Prima pagare, poi vedere giochino
Come detto, Fortnite è attualmente a pagamento. Ci sono vari pacchetti fondatore da poter acquistare, per un gioco che, lo ricordiamo, è formalmente in accesso anticipato. Ogni pacchetto offre ovviamente vari bonus esclusivi, e vanno dai €39.99 ai €149.99. Gli sviluppatori ci hanno fornito il “Pacchetto Fondatore Deluxe”, ovvero la versione da €59.99 che offre 8 eroi rari aggiuntivi, un pacchetto di armi base, una pistola ed un’altra manciata di contenuti. Tutto questo discorso per dire che, in un momento non meglio precisato del 2018, Fortnite diventerà free to play. Nel gioco, infatti, i personaggi, i progetti per le armi, e tutto quello che c’è di collezionabile va sbloccato con i forzieri (consegnati a seconda delle prestazioni in partita) oppure con le pignatte, altro tipo di “forziere” che si sblocca giocando. 
Gli eroi sono divisi in classi, che a loro volta hanno delle sottoclassi che ne definiscono alcune “specialità”. I Soldati sono adatti a falciare i nemici il più possibile, ottengono bonus ai danni e le loro abilità (nell’ormai onnipresente “stile moba”) virano tutte verso l’attacco tra granate ed onde d’urto varie; i Costruttori, come suggerisce il nome, sono adatti a costruire grazie agli sconti sui materiali e la velocità di costruzione; i Ninja sono veloci, hanno abilità come il doppio salto, e sono abili nel corpo a corpo; infine gli Stranieri sono perfetti per la raccolta di risorse grazie ad una serie di bonus ed abilità collegate. Ogni eroe ha anche delle versioni differenti dello stesso, più o meno potenti e rare, su cui si basa la costruzione delle squadre e l’avanzamento del gioco.
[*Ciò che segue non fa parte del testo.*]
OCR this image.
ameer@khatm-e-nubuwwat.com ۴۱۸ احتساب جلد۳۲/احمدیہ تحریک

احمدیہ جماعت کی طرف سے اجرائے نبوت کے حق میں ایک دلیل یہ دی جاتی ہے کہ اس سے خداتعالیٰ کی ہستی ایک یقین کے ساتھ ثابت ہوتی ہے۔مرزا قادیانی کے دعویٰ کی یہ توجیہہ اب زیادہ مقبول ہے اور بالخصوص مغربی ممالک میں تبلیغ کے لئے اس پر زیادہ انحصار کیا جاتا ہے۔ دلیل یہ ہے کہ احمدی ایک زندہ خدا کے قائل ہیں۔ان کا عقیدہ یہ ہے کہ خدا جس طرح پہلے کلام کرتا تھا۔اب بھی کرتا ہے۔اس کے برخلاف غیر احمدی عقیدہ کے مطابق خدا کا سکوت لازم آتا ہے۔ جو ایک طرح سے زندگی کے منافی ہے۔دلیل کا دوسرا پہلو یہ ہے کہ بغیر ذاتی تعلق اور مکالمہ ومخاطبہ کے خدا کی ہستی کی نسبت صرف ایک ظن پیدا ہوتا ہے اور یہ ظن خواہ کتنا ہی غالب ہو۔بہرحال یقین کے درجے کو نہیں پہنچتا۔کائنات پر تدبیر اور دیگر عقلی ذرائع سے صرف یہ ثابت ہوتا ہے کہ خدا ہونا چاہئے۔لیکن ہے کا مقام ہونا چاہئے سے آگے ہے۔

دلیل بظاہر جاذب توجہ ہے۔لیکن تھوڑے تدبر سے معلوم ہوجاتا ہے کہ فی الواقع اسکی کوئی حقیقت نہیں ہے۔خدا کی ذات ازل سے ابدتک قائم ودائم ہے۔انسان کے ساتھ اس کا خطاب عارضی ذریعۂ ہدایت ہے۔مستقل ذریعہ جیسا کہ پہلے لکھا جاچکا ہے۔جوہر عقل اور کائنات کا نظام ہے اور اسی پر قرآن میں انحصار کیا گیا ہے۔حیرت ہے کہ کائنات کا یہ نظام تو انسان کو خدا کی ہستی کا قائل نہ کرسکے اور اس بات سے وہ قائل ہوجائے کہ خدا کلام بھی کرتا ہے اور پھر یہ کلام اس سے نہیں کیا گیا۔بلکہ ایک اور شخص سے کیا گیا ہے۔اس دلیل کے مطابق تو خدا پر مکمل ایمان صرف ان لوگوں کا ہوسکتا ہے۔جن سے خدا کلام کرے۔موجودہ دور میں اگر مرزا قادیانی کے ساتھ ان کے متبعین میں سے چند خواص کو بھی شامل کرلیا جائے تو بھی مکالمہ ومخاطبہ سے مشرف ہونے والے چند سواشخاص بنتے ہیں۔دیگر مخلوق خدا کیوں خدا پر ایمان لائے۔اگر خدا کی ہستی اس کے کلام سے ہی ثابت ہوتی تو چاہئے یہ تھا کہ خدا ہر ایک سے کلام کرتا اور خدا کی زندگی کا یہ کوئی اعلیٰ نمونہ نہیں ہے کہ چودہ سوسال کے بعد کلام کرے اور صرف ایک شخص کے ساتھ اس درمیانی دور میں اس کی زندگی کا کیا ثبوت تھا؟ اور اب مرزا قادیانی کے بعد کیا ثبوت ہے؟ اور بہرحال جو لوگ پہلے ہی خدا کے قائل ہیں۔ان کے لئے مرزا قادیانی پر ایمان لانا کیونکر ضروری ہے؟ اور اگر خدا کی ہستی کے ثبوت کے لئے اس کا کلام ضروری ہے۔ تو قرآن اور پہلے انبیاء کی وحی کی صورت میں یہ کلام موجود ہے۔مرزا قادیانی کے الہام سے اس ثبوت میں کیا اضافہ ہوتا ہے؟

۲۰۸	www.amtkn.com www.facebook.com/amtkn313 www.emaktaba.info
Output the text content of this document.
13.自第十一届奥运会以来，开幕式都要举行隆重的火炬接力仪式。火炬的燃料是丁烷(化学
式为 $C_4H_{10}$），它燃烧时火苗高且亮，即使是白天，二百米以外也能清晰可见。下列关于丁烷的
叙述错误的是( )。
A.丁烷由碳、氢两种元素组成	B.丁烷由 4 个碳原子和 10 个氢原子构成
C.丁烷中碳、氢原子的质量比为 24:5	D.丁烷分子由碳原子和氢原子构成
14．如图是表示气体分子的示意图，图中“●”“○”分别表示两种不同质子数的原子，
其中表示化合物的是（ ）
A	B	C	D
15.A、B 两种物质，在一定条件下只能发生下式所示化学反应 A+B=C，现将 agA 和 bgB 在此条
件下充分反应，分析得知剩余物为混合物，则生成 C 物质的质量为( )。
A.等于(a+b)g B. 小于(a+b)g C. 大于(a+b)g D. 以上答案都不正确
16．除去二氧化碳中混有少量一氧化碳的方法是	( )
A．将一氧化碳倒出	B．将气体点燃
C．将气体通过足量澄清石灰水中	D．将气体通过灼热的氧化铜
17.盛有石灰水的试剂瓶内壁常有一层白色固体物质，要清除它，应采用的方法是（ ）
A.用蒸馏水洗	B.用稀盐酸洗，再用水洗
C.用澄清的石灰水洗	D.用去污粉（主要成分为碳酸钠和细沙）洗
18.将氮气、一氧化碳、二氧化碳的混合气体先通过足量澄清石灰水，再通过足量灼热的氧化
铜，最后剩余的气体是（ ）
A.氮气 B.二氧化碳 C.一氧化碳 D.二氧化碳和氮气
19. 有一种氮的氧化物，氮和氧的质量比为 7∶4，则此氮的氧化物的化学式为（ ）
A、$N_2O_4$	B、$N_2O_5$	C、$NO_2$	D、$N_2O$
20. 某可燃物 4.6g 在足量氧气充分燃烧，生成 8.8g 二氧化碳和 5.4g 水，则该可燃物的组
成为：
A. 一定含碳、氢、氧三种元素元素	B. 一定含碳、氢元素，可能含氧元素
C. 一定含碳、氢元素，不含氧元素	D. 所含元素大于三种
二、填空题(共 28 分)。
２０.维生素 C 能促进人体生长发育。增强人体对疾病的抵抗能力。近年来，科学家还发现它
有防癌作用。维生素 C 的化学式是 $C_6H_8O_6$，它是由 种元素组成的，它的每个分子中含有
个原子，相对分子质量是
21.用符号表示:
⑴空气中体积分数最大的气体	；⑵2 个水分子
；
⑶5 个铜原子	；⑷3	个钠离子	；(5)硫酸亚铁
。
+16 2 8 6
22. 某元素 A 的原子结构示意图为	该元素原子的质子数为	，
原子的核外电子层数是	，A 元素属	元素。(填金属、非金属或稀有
In quest’ottica, provando a mettermi nella posizione di essere un giocatore “free”, potrebbe essere un problema sbloccare una buona quantità di materiale in Fortnite, perché ci vuole tanto tempo per ottenere relativamente “poco”, così per riempire gli alberi delle abilità. Pertanto, se pensate che l’action builder di Epic Games possa fare al caso vostro, mi sentirei paradossalmente di consigliarvi di acquistare ora uno dei pacchetti, così da partire con un bel pool di elementi con cui giocare, invece di aspettare che diventi gratuito e lottare contro un sistema di progressione poco stimolante.
Nonostante l’accesso anticipato, in ogni caso, non è che Fortnite sia abbozzato o monco. Ci sono una serie di alberi di abilità per praticamente ogni cosa, molto lunghi e complessi da completare, che sicuramente garantiscono al gioco una buona longevità. Così come le missioni, suddivise in quattro mondi di difficoltà crescente, che vi terranno impegnati per parecchio tempo. Fortnite è un titolo abbastanza solido, completo, e la versione prematura è più una nomenclatura per ricordare il cambio di formato nel 2018 che altro.